For those who want to know the technical
aspects of things: The sensor array is a small chip about
6-10 mm in size. Each image sensor is a charged couple device
(CCD) that converts light into electrical charge. This charge
is stored as analog information and then further digitized
by another technology called an analog to digital converter
or ADC. Every receptor in the array of thousands creates 1
pixel, and for each pixel an amount of data is stored.
There are a few digicams that use CMOS
(complementary metal oxide semiconductor) chips as image sensors.

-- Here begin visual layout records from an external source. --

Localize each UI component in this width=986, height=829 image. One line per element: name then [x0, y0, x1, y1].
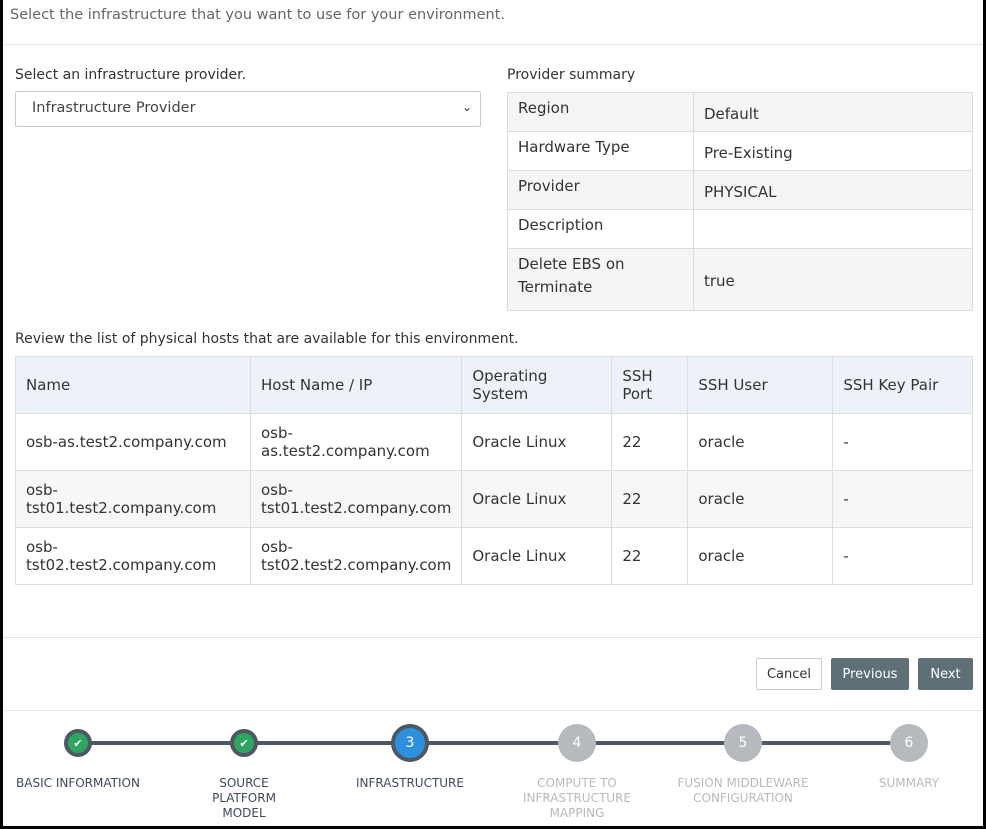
cell-ssh-port: 22 — [611, 527, 689, 585]
col-name: Name — [15, 356, 251, 414]
summary-value: PHYSICAL — [693, 170, 973, 210]
cancel-button[interactable]: Cancel — [756, 658, 822, 690]
step-basic-information[interactable]: ✔ BASIC INFORMATION — [3, 724, 153, 791]
cell-ssh-key: - — [832, 527, 973, 585]
step-label: COMPUTE TO INFRASTRUCTURE MAPPING — [523, 776, 631, 820]
col-ssh-port: SSH Port — [611, 356, 689, 414]
table-row: osb-tst01.test2.company.com osb-tst01.te… — [15, 470, 973, 528]
cell-name: osb-tst02.test2.company.com — [15, 527, 251, 585]
previous-button[interactable]: Previous — [831, 658, 909, 690]
step-label: SUMMARY — [878, 776, 940, 790]
col-ssh-key: SSH Key Pair — [832, 356, 973, 414]
summary-label: Delete EBS on Terminate — [507, 248, 694, 311]
provider-label: Select an infrastructure provider. — [15, 67, 247, 83]
step-compute-mapping: 4 COMPUTE TO INFRASTRUCTURE MAPPING — [502, 724, 652, 821]
summary-label: Region — [507, 92, 694, 132]
check-icon: ✔ — [230, 729, 258, 757]
cell-ssh-key: - — [832, 470, 973, 528]
summary-row: Provider PHYSICAL — [507, 170, 973, 210]
cell-os: Oracle Linux — [461, 413, 613, 471]
summary-row: Region Default — [507, 92, 973, 132]
col-os: Operating System — [461, 356, 613, 414]
cell-ssh-key: - — [832, 413, 973, 471]
cell-ssh-port: 22 — [611, 470, 689, 528]
summary-value: true — [693, 248, 973, 311]
summary-label: Provider — [507, 170, 694, 210]
table-row: osb-as.test2.company.com osb-as.test2.co… — [15, 413, 973, 471]
step-number: 3 — [391, 724, 429, 762]
step-number: 4 — [558, 724, 596, 762]
check-icon: ✔ — [64, 729, 92, 757]
step-label: SOURCE PLATFORM MODEL — [212, 776, 276, 820]
col-ssh-user: SSH User — [687, 356, 834, 414]
step-label: FUSION MIDDLEWARE CONFIGURATION — [677, 776, 809, 805]
stepper-track — [78, 741, 910, 745]
provider-select[interactable]: Infrastructure Provider ⌄ — [15, 91, 481, 127]
cell-ssh-user: oracle — [687, 470, 834, 528]
divider — [3, 710, 983, 711]
step-label: BASIC INFORMATION — [16, 776, 140, 790]
summary-title: Provider summary — [507, 67, 636, 83]
hosts-caption: Review the list of physical hosts that a… — [15, 331, 519, 347]
cell-ssh-user: oracle — [687, 527, 834, 585]
step-number: 6 — [890, 724, 928, 762]
cell-ssh-port: 22 — [611, 413, 689, 471]
chevron-down-icon: ⌄ — [461, 100, 472, 114]
divider — [3, 637, 983, 638]
step-infrastructure[interactable]: 3 INFRASTRUCTURE — [335, 724, 485, 791]
col-hostname: Host Name / IP — [249, 356, 463, 414]
step-fmw-configuration: 5 FUSION MIDDLEWARE CONFIGURATION — [668, 724, 818, 806]
table-header: Name Host Name / IP Operating System SSH… — [15, 356, 973, 414]
cell-os: Oracle Linux — [461, 470, 613, 528]
cell-name: osb-tst01.test2.company.com — [15, 470, 251, 528]
instruction-text: Select the infrastructure that you want … — [10, 7, 506, 23]
summary-value: Default — [693, 92, 973, 132]
summary-value — [693, 209, 973, 249]
step-label: INFRASTRUCTURE — [356, 776, 464, 790]
summary-row: Description — [507, 209, 973, 249]
cell-hostname: osb-tst01.test2.company.com — [249, 470, 463, 528]
divider — [3, 44, 983, 45]
next-button[interactable]: Next — [918, 658, 973, 690]
cell-hostname: osb-tst02.test2.company.com — [249, 527, 463, 585]
cell-hostname: osb-as.test2.company.com — [249, 413, 463, 471]
wizard-page: Select the infrastructure that you want … — [3, 0, 983, 826]
step-number: 5 — [724, 724, 762, 762]
summary-label: Hardware Type — [507, 131, 694, 171]
cell-name: osb-as.test2.company.com — [15, 413, 251, 471]
summary-label: Description — [507, 209, 694, 249]
step-source-platform-model[interactable]: ✔ SOURCE PLATFORM MODEL — [169, 724, 319, 821]
step-summary: 6 SUMMARY — [834, 724, 984, 791]
hosts-table: Name Host Name / IP Operating System SSH… — [15, 356, 973, 585]
cell-ssh-user: oracle — [687, 413, 834, 471]
provider-summary-table: Region Default Hardware Type Pre-Existing … — [507, 92, 973, 311]
provider-select-value: Infrastructure Provider — [32, 100, 196, 116]
table-row: osb-tst02.test2.company.com osb-tst02.te… — [15, 527, 973, 585]
cell-os: Oracle Linux — [461, 527, 613, 585]
summary-value: Pre-Existing — [693, 131, 973, 171]
summary-row: Delete EBS on Terminate true — [507, 248, 973, 311]
summary-row: Hardware Type Pre-Existing — [507, 131, 973, 171]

The process is essentially the same that is used to produce
DRAM & microprocessors in mass. So CMOS sensors are relatively
inexpensive and easier to compared to CCDs. The other benefits
of CMOS sensors are that they consume relatively less power
and also have other circuits included on the same chip. These
additional on-chip features can include analogue to digital
conversion, image compression, cameral controls as well as
antijitter stabilization.
However, these other circuits do consume
space that would normally be taken up for light sensing. This
in turn makes the sensor array relatively less sensitive to
light, which hampers image quality while usin the camera indoors
or in conditions where there is low light. To summarize, CMOS
cameras are compact, lighter, inexpensive and consume
les energy, but on the other hand they sacrifice image quality.